Слушала, словно трав целебных настой пила. Слушала, в свою очередь, пересказывая и свою судьбу. Что в войну оторвали их от семей и пригнали сюда. Как везли голодных, холодных, как цеплялись сопровождающие, а точнее – охранники. Как ходили за ними по пятам, если требовалось по нужде… Матерились. И это было хуже любой работы. А потом – бараки, и никогда не покидавшее ощущение, будто и ты у своих же в плену. Будто провинился в чем-то, чем-то уронил себя. И так хотелось вырваться отсюда и бежать. Без оглядки. Не для безделья и праздности бежать, а для работы, только без сытых, наглых морд, неизвестно кем и для чего поставленного над ними мужичья. С наганами. Портупеями. В не запыленных и не измятых гимнастерках. Но потому еще более гадких, потому еще более ненавистных.
– Правду, правду говорите, голубушка вы моя Мария Дмитриевна. И я на той работе была и бараки те хорошо помню – снесли их лет десять назад. Вполне возможно, даже встречались с вами, да забыли – до друг друга ли нам было? Есть хотелось! Жить хотелось!
– Ой как хотелось! – откликалась Мария.
И ночь придвинулась. И осталась она наедине с собой в той комнате, где только что сидели с этой чем-то напоминавшей подружку Катерину Бережных женщиной. Такой непохожей на них обеих, но такой родной, умевшей все понять и объяснить.
Городской… Вон и квартира – не то что у них с Катериной жилища: книги, большие рюмки на ножках в серванте. Но, самое главное, не верилось, что работала на такой же черной работе в войну… Лицом белая, губы подкрашенные… Где-то рядом с ней работала…
«Концерт прямо какой-то, да и только!» – изумлялась Мария, изумлялась чистой простыни, подушке с чистой наволочкой, пахнущему свежестью одеялу. И пластинке, какую поставила для нее Александра Васильевна.

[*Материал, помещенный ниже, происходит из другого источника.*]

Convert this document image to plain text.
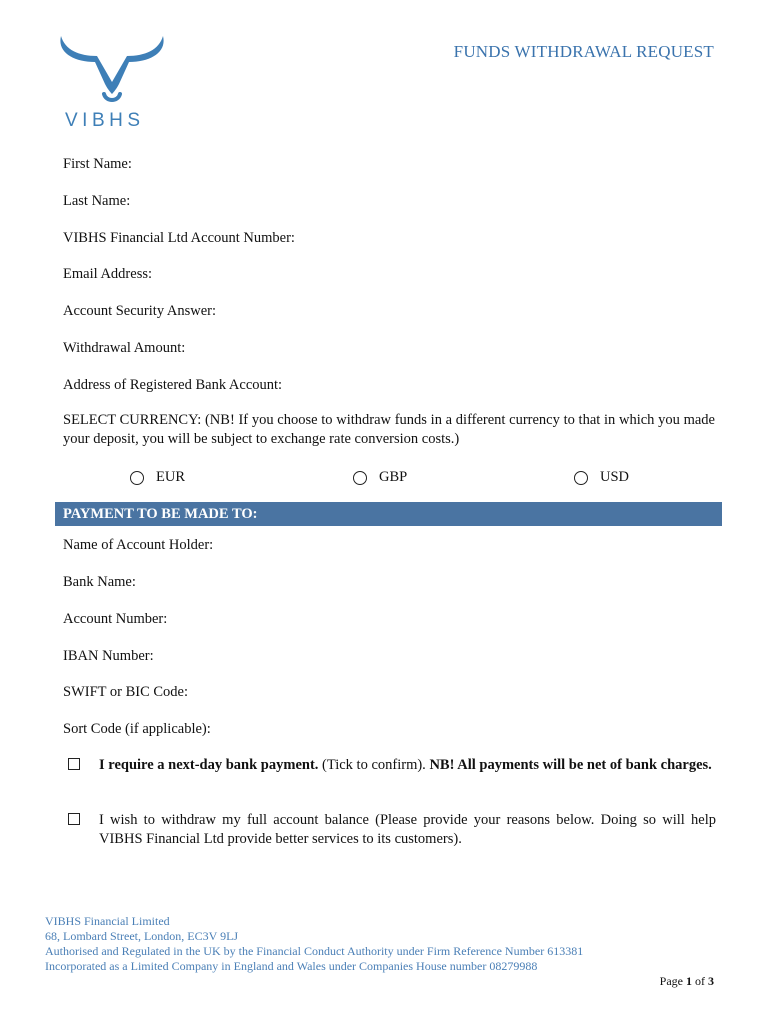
VIBHS
FUNDS WITHDRAWAL REQUEST
First Name:
Last Name:
VIBHS Financial Ltd Account Number:
Email Address:
Account Security Answer:
Withdrawal Amount:
Address of Registered Bank Account:
SELECT CURRENCY: (NB! If you choose to withdraw funds in a different currency to that in which you made your deposit, you will be subject to exchange rate conversion costs.)
EUR	GBP	USD
PAYMENT TO BE MADE TO:
Name of Account Holder:
Bank Name:
Account Number:
IBAN Number:
SWIFT or BIC Code:
Sort Code (if applicable):
I require a next-day bank payment. (Tick to confirm). NB! All payments will be net of bank charges.
I wish to withdraw my full account balance (Please provide your reasons below. Doing so will help VIBHS Financial Ltd provide better services to its customers).
VIBHS Financial Limited
68, Lombard Street, London, EC3V 9LJ
Authorised and Regulated in the UK by the Financial Conduct Authority under Firm Reference Number 613381
Incorporated as a Limited Company in England and Wales under Companies House number 08279988
Page 1 of 3
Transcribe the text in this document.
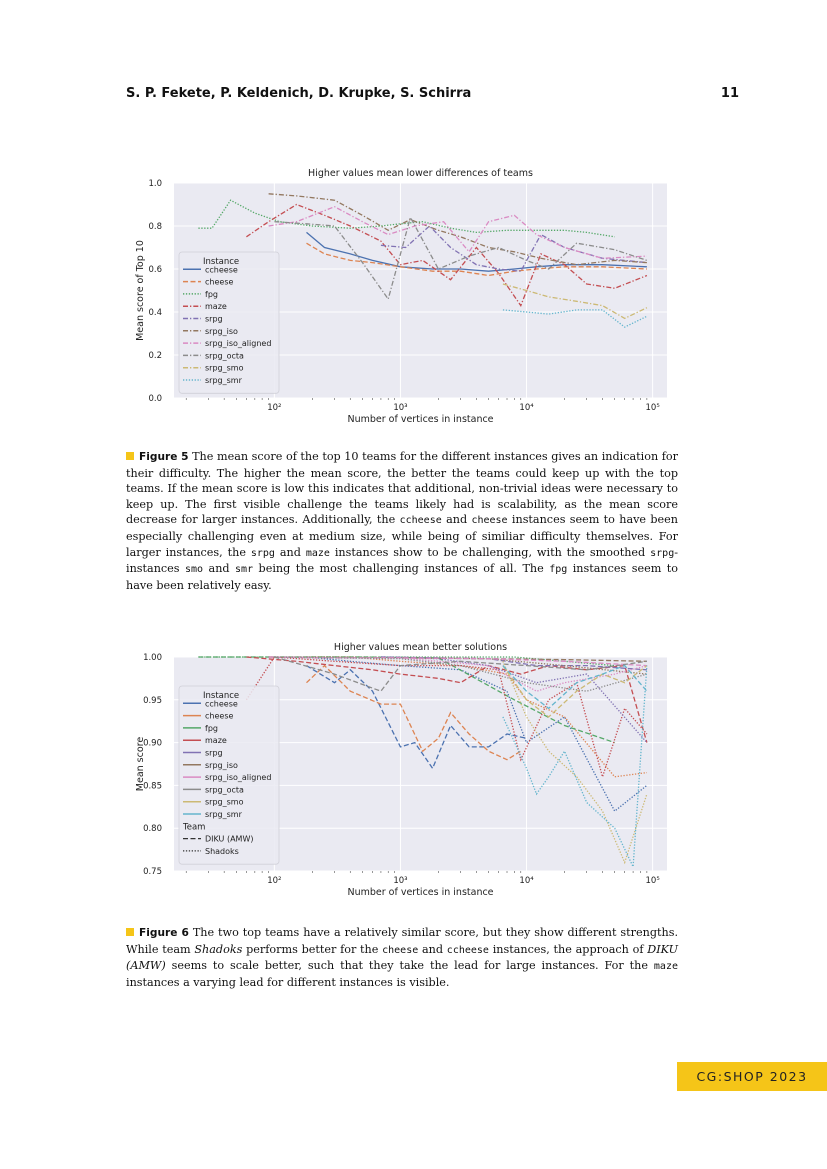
S. P. Fekete, P. Keldenich, D. Krupke, S. Schirra	11
0.0
0.2
0.4
0.6
0.8
1.0
10²	10³	10⁴	10⁵
Higher values mean lower differences of teams
Number of vertices in instance
Mean score of Top 10	Instance
ccheese
cheese
fpg
maze
srpg
srpg_iso
srpg_iso_aligned
srpg_octa
srpg_smo
srpg_smr
Figure 5 The mean score of the top 10 teams for the different instances gives an indication for their difficulty. The higher the mean score, the better the teams could keep up with the top teams. If the mean score is low this indicates that additional, non-trivial ideas were necessary to keep up. The first visible challenge the teams likely had is scalability, as the mean score decrease for larger instances. Additionally, the ccheese and cheese instances seem to have been especially challenging even at medium size, while being of similiar difficulty themselves. For larger instances, the srpg and maze instances show to be challenging, with the smoothed srpg-instances smo and smr being the most challenging instances of all. The fpg instances seem to have been relatively easy.
0.75
0.80
0.85
0.90
0.95
1.00
10²	10³	10⁴	10⁵
Higher values mean better solutions
Number of vertices in instance
Mean score
Instance
ccheese
cheese
fpg
maze
srpg
srpg_iso
srpg_iso_aligned
srpg_octa
srpg_smo
srpg_smr
Team
DIKU (AMW)
Shadoks
Figure 6 The two top teams have a relatively similar score, but they show different strengths. While team Shadoks performs better for the cheese and ccheese instances, the approach of DIKU (AMW) seems to scale better, such that they take the lead for large instances. For the maze instances a varying lead for different instances is visible.
CG:SHOP 2023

…Чужая ее слуху музыка словно на невидимых волнах раскачивала комнату, стол, стены, их самих, и голос – тихий мужской голос – говорил о том, что носишь в самом своем сердце, но никогда никому не говоришь…
…Только любовь,
Только любовь,
Только любовь
И… состраданье…
И уже засыпая, Мария повторила, как молитву, эти запомнившиеся ей слова, решив, что по приезде домой купит и радиолу, и точно такую же, как у Александры Васильевны, пластинку.
Как во горнице
Незабвенной памяти бабушки моей,
Анастасии Степановны, посвящается
Необыкновенно тонкая, морщинистая, с огромными наростами на пальцах, сидит старая Настасья на тумбочке около печки, плотно прижав спину к прогретым кирпичам. Голову держит высоко, на лице кроткая улыбка, слезящиеся глаза смотрят куда-то далеко – в самое начало жизни. На ней темная в полоску шелковистой материи длинная юбка и старинного покроя кофта, голова повязана ситцевым с большими красными цветами платочком, на ногах – войлочные тапочки.
Юбку и кофту она достает редко, по великим праздникам, каковыми признает только церковные. Вещи эти лет сорок как отложены до последнего погребального дня.
Настасья не знает, сколько ей годков: может, девять десятков, может, более, а надоедавшим внукам иногда отвечает:
– Не помню, в каком годе родилась на свет… Мама сказывала, то ли на Петров день, то ли на Николин…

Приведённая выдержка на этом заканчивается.